Tout serait parti de la mort par balle d’une personne âgée, issue de l’ethnie Konianké, lors de l’attaque d’un bureau de vote dans le quartier de Bellevue, selon les autorités. L’église protestante est incendiée en représailles, avant que les violences ne gagnent d’autres quartiers, puis certains villages voisins.
Des boutiques et des dizaines de concessions sont réduites en cendres. « Beaucoup de gens fuient vers les villages », raconte un journaliste. Des barrages sont érigés en périphérie de la ville par des groupes de jeunes armés de machettes qui filtrent les voyageurs en fonction de leur ethnie, selon plusieurs témoignages. « Je n’ai pas vécu une telle tension depuis 2013 », soupire un religieux. Des mosquées auraient également été attaquées et un imam a perdu la vie.
« J’ai réuni les jeunes du quartier pour leur dire que si un seul d’entre eux bougeait, il aurait affaire à moi », raconte d’une voix teintée de colère Elhadj Ibrahima Khalil Sacko de la coordination des imams de Nzérékoré. « Avec les rumeurs qui couraient dans tous les sens j’ai eu du mal à les contenir. Les jeunes désœuvrés sont trop facilement manipulables. »

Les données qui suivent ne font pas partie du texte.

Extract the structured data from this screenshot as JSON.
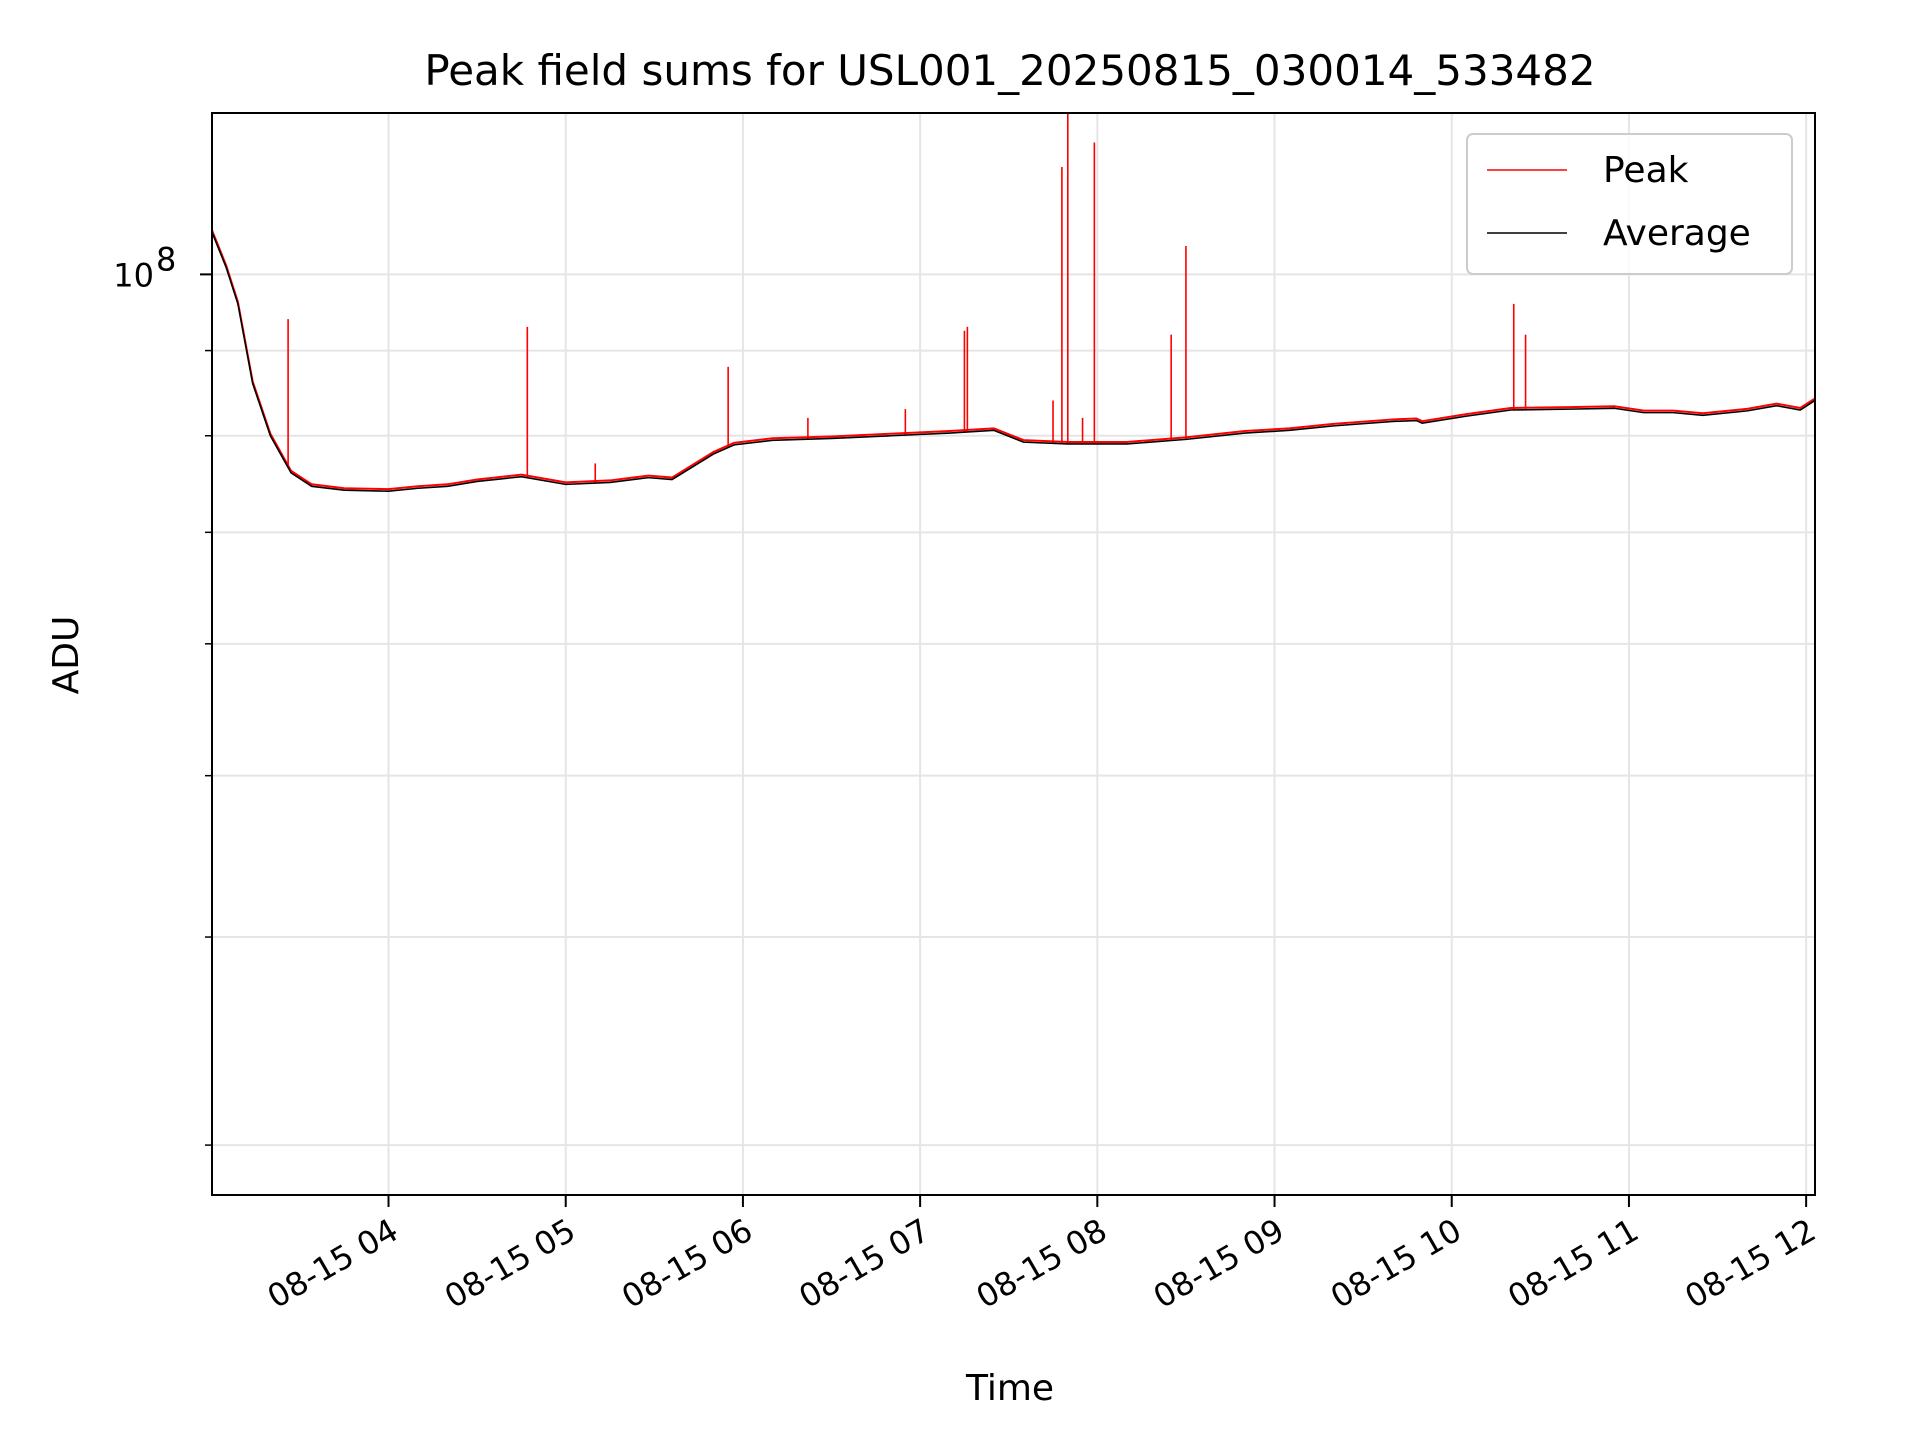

Le gouverneur Mohamed Ismael Traoré a rapporté l’arrivée d’un groupe de jeunes venus d’un village proche de la frontière avec le Liberia, « avec des armes de guerre et avec des fétiches pour se protéger des balles ». La télévision nationale a diffusé les images de 50 personnes présentées comme des « étrangers », « habillées en féticheurs » et arrêtées suite aux événements.
Le mercredi, le calme est revenu dans les faubourgs de Nzérékoré suite à l’intervention du Colonel Moussa Tiegboro Camara [inculpé dans les massacres du stade du 28 septembre], du président du groupe parlementaire de la majorité présidentielle Amadou Damaro Camara et du ministre Papa Koly Kourouma entre autres. Mais beaucoup s’accordent à dire que les leaders religieux ont fait le gros du travail. « Celui qui se laisse coloniser par son cœur finira par périr », prédit Elhadj Ibrahima Khalil Sacko. « Dieu ne nous permet pas de nous venger », renchérit le pasteur Grovogui « je demande à tous les fidèles de garder leur sang froid et de s’appuyer sur la parole de Dieu qui dit “Ne vous vengez pas. A Moi la vengeance à Moi la rétribution” ».
Bilan officiel : 10 morts selon le gouverneur de la région de Nzérékoré, Mohamed Ismaël Traoré. Une vidéo diffusée sur les réseaux sociaux montre 21 corps, certains à même le sol dans une salle présentée comme la morgue de l’hôpital régional. Le collectif des ONG de défense des droits de l’homme de Nzérékoré, qui s’est vu refuser l’accès à l’hôpital, comptabilise 22 morts, une centaine de blessés ainsi que des disparus.
Le mercredi 25 mars à l’aube, des corps auraient été enterrés dans une fosse commune. Trois témoins se sont rendus sur les lieux. Ils y ont trouvé la terre fraîchement remuée ainsi que des traces d’engins mécaniques.
Que s’est-il réellement passé ? Combien de victimes ont réellement disparu ? Pour le gouverneur, Mohamed Ismaël Traoré, qui nie de manière catégorique l’existence d’une fosse commune, seuls quatre corps, non réclamés par leurs familles, auraient été enterrés. De son côté, le Front national de défense de la Constitution réclame une commission d’enquête internationale.
Un groupe de personnes est arrivé en disant qu’ils allaient brûler l’église. On a dit “non, le problème qui est là aujourd’hui, c’est un problème politique, ce n’est pas un problème religieux”.